High-resolution structure of viruses from random diffraction snapshots

TL;DR

This paper introduces a high-resolution reconstruction method for virus structures from XFEL diffraction snapshots, leveraging object symmetries to achieve atomic-level detail, surpassing previous resolution limits.

Contribution

The authors develop a novel algorithm that exploits symmetries to improve 3D structure reconstruction resolution from XFEL data, reaching atomic detail.

Findings

Reconstructed satellite tobacco necrosis virus to atomic resolution.

Achieved highest resolution for XFEL snapshot reconstructions to date.

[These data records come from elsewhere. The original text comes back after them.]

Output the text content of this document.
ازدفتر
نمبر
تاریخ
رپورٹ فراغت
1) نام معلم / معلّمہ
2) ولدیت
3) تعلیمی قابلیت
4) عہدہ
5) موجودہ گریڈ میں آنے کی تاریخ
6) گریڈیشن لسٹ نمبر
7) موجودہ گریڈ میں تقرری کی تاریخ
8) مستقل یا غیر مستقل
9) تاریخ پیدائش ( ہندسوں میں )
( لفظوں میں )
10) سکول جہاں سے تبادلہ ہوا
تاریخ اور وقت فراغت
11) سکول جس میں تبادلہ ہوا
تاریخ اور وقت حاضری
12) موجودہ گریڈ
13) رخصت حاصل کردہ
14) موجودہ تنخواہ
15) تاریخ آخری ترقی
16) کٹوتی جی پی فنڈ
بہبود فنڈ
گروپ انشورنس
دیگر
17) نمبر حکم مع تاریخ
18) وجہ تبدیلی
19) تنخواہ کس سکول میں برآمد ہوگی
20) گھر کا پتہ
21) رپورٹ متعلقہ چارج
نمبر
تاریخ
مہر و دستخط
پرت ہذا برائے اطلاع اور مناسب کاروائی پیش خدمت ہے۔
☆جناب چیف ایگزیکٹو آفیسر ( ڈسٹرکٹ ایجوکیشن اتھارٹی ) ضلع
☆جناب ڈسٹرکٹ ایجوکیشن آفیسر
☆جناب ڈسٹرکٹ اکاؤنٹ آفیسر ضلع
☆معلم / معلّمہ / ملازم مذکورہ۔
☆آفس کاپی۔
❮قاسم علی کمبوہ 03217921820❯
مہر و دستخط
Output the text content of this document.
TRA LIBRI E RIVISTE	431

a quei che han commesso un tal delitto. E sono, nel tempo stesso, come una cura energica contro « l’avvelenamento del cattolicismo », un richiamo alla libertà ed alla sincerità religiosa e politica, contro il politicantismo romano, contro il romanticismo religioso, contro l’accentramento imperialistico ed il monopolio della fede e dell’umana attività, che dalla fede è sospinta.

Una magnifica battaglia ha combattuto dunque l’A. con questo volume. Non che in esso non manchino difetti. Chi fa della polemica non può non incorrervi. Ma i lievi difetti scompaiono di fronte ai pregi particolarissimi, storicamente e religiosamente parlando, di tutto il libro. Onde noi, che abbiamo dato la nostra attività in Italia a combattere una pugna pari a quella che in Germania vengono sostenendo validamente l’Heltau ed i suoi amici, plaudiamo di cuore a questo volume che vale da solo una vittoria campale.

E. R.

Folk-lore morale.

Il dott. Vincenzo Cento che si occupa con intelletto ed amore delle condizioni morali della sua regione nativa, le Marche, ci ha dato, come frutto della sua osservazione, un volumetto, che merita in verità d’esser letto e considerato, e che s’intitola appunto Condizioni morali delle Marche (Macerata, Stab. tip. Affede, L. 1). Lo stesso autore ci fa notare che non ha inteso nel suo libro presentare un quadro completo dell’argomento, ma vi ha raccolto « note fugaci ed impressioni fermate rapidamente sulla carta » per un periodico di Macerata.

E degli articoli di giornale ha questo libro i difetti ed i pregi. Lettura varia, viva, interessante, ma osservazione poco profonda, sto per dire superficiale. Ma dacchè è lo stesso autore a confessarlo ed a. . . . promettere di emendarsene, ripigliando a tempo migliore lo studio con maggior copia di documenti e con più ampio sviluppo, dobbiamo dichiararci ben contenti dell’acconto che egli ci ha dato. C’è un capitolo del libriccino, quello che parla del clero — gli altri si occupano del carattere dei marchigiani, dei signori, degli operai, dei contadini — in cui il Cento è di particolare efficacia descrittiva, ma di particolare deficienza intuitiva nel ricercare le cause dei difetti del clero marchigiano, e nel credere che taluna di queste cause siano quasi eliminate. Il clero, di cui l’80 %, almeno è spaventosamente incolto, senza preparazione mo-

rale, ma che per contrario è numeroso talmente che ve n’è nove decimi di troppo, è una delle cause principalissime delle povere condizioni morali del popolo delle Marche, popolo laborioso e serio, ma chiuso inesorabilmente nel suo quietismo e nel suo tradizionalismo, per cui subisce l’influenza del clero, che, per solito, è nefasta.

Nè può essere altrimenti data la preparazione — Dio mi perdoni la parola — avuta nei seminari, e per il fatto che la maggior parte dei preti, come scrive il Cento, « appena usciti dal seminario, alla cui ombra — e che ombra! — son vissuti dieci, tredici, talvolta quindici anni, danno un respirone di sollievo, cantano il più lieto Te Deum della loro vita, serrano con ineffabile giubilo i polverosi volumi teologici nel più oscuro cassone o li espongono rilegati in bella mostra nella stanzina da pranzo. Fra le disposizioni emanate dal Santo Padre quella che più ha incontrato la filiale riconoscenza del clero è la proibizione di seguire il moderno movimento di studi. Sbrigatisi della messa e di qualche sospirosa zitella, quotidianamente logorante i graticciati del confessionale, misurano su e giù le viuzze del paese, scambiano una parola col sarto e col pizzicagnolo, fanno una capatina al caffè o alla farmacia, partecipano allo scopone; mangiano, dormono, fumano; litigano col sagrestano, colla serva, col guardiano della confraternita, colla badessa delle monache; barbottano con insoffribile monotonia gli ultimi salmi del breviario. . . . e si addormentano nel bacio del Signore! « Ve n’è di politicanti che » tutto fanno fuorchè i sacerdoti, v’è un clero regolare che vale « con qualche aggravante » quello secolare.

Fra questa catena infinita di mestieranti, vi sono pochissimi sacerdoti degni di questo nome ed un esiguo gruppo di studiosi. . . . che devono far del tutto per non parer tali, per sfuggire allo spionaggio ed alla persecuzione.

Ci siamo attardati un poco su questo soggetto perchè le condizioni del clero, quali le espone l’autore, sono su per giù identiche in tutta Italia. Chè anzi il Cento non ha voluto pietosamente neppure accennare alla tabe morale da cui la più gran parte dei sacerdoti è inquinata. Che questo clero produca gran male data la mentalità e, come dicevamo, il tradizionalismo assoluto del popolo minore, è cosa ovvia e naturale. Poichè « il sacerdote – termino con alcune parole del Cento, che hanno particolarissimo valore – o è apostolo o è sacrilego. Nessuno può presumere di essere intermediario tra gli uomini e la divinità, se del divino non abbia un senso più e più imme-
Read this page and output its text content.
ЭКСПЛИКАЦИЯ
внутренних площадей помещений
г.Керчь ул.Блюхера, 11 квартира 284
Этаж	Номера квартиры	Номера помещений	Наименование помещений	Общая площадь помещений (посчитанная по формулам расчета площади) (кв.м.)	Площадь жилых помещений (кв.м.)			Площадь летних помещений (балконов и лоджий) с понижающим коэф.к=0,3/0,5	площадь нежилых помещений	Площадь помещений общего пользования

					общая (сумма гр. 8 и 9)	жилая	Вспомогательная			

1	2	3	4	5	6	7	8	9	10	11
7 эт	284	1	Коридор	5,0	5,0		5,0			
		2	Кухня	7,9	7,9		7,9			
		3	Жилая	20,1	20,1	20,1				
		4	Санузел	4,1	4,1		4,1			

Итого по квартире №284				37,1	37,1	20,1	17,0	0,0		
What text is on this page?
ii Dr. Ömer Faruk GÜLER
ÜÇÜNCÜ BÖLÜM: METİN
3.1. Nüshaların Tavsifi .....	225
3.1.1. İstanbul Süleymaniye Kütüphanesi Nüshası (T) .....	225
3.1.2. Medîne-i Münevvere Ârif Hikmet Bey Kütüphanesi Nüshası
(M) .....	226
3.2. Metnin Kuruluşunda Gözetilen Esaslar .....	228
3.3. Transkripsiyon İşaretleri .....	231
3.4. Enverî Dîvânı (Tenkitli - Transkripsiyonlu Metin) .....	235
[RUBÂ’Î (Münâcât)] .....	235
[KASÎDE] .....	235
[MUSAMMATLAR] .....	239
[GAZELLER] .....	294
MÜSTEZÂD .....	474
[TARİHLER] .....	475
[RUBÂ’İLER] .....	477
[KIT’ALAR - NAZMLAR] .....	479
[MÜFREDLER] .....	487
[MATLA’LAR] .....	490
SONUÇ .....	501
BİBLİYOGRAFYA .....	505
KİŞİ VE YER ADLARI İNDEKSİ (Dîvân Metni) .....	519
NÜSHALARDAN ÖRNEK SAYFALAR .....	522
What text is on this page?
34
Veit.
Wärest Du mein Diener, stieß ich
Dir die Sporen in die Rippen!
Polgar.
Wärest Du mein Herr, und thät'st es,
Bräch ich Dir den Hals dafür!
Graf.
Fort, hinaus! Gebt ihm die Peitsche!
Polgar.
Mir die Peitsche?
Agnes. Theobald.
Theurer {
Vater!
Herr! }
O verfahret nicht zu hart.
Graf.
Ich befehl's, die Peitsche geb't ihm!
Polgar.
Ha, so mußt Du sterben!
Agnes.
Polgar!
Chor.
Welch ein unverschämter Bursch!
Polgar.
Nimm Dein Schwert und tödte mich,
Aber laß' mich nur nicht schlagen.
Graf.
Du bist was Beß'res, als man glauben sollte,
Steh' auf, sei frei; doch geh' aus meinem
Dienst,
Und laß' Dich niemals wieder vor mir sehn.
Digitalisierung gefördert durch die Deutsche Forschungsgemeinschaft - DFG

Demonstrated potential for analyzing crystalline and nanocrystalline samples.

Abstract

The advent of the X-ray Free Electron Laser (XFEL) has made it possible to record diffraction snapshots of biological entities injected into the X-ray beam before the onset of radiation damage. Algorithmic means must then be used to determine the snapshot orientations and thence the three-dimensional structure of the object. Existing Bayesian approaches are limited in reconstruction resolution typically to 1/10 of the object diameter, with the computational expense increasing as the eighth power of the ratio of diameter to resolution. We present an approach capable of exploiting object symmetries to recover three-dimensional structure to high resolution, and thus reconstruct the structure of the satellite tobacco necrosis virus to atomic level. Our approach offers the highest reconstruction resolution for XFEL snapshots to date, and provides a potentially powerful alternative route for analysis of data from crystalline and nanocrystalline objects.